2. Prüfung Aufgaben-Kontext: Da der betrachtete Prozess "Asset-Bewertung" bereits sehr eng zugeschnitten ist, sind nur drei Ausprägungen vorgesehen: (1) Visuelle Identifikation des Baggers für die Angebotserstellung, (2) Erstellung einer aktuellen Bewertung des Baggers, (3) Erstellung einer Wertprognose für den Bagger zu einem definierten Zeitpunkt. Da die Prüfung auf eine mögliche Erweiterung oder Einengung des Kontextes hinsichtlich der drei Ausprägungen nicht relevant ist, ist der Einsatz von KI an dieser Stelle nicht erforderlich.

3. Präzisierung Aufgabe: In Abhängigkeit der in Anwendungsklasse 2 gewählten Ausprägung sind zum Teil unterschiedliche Parameterwerte für die jeweilige Durchführung der Identifikation und Berechnung notwendig. Ist die visuelle Identifikation eines Baggers die Zielsetzung, ist unter anderem der Parameter "Musterschablonen" aller hinterlegten Baggertypen einzubeziehen.

Besteht die Zielsetzung allerdings darin, eine aktuelle Bewertung des Baggers (2) durchzuführen, dann sind unter anderem folgende Parameter von Relevanz:

- vergangene Abnutzung (zum Beispiel Betriebsdauer, gefahrene Wegstrecke und Gewicht der transportierten Last),

- durchgeführte Wartungen (zum Beispiel Ölwechsel, letzte TÜV-Überprüfung),

- durchgeführte Reparaturen (zum Beispiel Austausch einer gebrochenen Schaufel),

- vergangene Werteprognosen für den Bagger,

- Expertenwissen (zum Beispiel Bewertungstabellen für die Asset-Klasse "Bagger").

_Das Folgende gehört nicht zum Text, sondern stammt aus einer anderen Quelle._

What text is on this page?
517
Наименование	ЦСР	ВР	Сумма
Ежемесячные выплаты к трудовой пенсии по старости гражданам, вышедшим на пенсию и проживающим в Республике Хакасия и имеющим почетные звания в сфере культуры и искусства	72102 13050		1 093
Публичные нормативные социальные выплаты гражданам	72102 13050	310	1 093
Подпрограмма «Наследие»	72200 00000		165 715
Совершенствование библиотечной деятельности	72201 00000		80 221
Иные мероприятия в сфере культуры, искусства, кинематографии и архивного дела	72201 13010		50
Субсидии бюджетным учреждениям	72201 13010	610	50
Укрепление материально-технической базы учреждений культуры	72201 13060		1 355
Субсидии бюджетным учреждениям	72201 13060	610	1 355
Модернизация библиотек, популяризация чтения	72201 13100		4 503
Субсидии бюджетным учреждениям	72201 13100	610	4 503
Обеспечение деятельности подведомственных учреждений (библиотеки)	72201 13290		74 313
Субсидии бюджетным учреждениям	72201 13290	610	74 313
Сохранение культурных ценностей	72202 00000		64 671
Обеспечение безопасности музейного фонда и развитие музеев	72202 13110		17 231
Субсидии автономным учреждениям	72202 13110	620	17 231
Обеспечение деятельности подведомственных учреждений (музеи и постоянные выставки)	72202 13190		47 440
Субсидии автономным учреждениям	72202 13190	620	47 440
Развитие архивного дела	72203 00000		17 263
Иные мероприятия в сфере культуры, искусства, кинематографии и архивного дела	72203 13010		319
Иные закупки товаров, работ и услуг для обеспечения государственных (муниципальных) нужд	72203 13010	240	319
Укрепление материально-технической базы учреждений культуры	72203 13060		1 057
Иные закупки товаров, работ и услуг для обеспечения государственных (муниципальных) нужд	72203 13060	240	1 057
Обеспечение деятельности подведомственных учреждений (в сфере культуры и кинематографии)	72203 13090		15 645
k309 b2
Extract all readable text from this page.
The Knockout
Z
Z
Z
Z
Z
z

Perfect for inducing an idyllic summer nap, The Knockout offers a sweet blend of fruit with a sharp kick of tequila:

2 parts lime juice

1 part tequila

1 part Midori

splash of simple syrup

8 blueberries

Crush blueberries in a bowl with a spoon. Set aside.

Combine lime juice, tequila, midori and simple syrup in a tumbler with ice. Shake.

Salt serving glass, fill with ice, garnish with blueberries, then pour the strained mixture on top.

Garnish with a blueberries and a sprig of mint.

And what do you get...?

Besteht die Intention hingegen in der Erstellung einer Wertprognose für den Bagger (3), dann sind über die bei der vorangegangenen Zielsetzung aufgeführten Parameter hinaus unter anderem noch folgende weitere Datenkategorien zu berücksichtigen:

- betriebswirtschaftliche Unternehmensdaten (zum Beispiel bisheriger Auftragsverlauf, aktuelle und geplante Auftragslage),

- Brancheninformationen (zum Beispiel Auftragslage, Beschäftigungszahlen).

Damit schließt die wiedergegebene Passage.